Sebuah pohon raksasa Welenreng yang tegak berdiri di Possi Tana, batangnya dianjurkan jadi bahan membuat perahu besar dan sempurna. Lingkaran batangnya tujuh ribu depa, tingginya tiga ribu depa, puncaknya dapat dilihat hingga di tanah Jawa.

Dengan gembiranya Sawerigading bersama rombongannya bergegas menuju hutan Mangkuttu tempat tumbuhnya pohon Welenreng. Sesampainya, upacara adatpun dilakukan sebelum memulai penebangan. Dukun dari Luwu dan Ware, serta dukun dari Latimojong dan Coppo Meru bergantian mulai beraksi. Air suci daun passili dipercikkan, obor dinyalakan, sirih dan benih dihamburkan, aneka ragam bunyi-bunyian ditalu dan para dukun pun merapalkan doa dan mantra, tarian ritualpun dimulai. Orang buleng meniup serulingnya bersenandung dengan lagu keramatnya.

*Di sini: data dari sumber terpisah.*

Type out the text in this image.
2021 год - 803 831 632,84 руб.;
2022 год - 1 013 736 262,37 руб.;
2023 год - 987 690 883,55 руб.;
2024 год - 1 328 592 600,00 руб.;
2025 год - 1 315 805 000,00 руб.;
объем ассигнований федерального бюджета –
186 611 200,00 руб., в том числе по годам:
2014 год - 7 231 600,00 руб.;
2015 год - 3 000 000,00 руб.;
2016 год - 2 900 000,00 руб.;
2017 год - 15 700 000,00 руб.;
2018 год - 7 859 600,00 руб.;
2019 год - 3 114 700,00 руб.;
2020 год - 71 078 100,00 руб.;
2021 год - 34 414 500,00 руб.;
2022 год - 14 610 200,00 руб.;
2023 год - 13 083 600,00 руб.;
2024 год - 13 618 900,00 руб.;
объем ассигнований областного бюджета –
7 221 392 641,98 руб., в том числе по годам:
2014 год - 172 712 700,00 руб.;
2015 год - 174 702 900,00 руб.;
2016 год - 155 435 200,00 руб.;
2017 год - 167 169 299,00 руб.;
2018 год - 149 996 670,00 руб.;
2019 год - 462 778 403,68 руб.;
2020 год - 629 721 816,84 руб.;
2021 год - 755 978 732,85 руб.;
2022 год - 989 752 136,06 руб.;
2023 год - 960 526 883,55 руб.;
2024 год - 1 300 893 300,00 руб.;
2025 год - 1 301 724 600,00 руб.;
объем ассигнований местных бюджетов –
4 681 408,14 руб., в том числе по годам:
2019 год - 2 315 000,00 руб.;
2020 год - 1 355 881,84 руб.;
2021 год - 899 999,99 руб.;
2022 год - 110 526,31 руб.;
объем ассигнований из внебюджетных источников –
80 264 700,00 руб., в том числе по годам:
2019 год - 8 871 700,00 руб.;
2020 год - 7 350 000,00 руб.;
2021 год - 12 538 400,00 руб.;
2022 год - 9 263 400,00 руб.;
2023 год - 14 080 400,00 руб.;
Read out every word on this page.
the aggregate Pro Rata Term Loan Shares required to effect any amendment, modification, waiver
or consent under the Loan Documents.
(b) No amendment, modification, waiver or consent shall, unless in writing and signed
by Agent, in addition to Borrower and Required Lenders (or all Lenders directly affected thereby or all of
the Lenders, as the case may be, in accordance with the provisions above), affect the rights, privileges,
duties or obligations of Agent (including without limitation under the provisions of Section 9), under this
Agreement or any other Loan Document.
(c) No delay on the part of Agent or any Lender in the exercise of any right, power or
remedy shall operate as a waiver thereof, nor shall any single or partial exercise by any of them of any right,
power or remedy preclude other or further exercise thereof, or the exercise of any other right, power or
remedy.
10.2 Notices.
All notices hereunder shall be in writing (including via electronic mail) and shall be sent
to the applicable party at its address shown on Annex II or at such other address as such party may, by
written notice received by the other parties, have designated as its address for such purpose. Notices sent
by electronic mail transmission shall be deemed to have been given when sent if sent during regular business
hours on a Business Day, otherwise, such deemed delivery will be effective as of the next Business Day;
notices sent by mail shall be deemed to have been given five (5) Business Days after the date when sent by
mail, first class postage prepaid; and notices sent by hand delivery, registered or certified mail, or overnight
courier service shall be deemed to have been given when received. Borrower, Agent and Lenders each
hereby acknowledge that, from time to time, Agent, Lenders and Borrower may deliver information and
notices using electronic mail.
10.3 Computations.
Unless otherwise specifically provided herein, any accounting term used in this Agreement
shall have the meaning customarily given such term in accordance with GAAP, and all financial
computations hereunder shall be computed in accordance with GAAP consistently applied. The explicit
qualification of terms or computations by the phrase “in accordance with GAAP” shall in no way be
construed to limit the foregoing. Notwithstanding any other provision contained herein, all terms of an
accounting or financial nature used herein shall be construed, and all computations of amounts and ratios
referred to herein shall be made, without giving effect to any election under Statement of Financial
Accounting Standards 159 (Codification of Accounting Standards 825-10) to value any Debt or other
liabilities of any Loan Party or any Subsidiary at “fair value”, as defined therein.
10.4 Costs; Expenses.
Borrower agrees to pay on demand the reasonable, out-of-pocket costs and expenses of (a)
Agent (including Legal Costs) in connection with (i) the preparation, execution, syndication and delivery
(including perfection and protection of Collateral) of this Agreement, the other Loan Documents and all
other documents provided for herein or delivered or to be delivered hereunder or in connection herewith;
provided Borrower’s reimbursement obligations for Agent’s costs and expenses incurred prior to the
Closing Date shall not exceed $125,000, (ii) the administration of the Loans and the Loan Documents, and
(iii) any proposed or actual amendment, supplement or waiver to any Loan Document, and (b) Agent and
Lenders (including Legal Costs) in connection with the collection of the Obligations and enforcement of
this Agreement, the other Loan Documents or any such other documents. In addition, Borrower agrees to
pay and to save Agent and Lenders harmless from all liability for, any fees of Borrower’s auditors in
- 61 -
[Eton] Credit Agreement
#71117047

Perintah penebangan pun segera dimulai. Dengan bersemangat para tukang tebang melingkari batang pohon Welenreng sambil serentak mengayun kapak tajamnya. Tetapi tak terkira, kulit Welenreng sama sekali tidak terkelupas oleh kapak. Tergores sedikitpun tidak, bahkan mata kapak para tukang tebang pecah berantakan bagaikan piring, gagang tangkainya pun patah, hingga tangan para penebangpun kesakitan.

We Tenriabeng yang mencermati kegiatan itu, segera mengirim kapak manurung yang diturunkan langsung dari Boting Langiq, dengan pesan agar yang mempergunakan kapak itu haruslah keturunan Boting Langi' atau peretiwi.

Setelah kapak manurung tiba, kembali diadakan upacara adat sebagaimana mestinya. La Pananrang dan La Pangoriseng yang memegang kapak dan memulai penebangan kemudian menyusul raja-raja lainnya. Ajaib, bagaikan batang pisang saja batang pohon raksasa Welenreng retas dibelah kapak. Tiga hari lamanya penebangan dilakukan maka tumbanglah Welenreng nan perkasa itu.

Demikian besarnya batang pohon itu, mengakibatkan gunung terpotong dua tertimpa beban beratnya, bahkan beberapa kampung tenggelam akibat banyaknya telur burung yang pecah. Burung-burung berebut, panik beterbangan, binatang melata berlarian menjauh dalam ketakutan. Gemuruh tumbangnya hingga terdengar di Boting Langiq-Peretiwi. Dahannya yang patah beterbangan sampai dipinggir langiq.

Bahkan salah satu dahannya yang tumbang, jatuh menerobos masuk ke Istana Raja Cina, hingga mengejutkan penghuni Istana. Raja Cina segera memanggil dukun menerka makna kejadian itu. Dukun pun meramalkan kepada We Tenriabang (Raja Cina-Latanete) bahwa dahan itu asalnya dari pohon raksasa I Welenreng yang sekarang sudah ditebang untuk dijadikan perahu guna dipakai berlayar pergi melamar I We Cudaiq. Dalam pelayarannya nanti ke Cina dia akan dapat mengalahkan Settiya Bonga yang tak lain tunangan I We Cudaiq dalam pertempuran seru di tengah laut.

Sebagian lagi dari batang pohon Welenreng yang telah ditebang itu meluncur menyusup masuk ke dasar laut. Orang yang menyaksikan kejadian tersebut dibuat heran dan takjub. Sawerigadingpun hampir pingsan dibuatnya, bahkan beliau nyaris bunuh diri karena pupus harapan akan mendapatkan perahu tumpangan besar guna berlayar melamar I We Cudaiq. Tidak ada lagi harapan buatnya !!!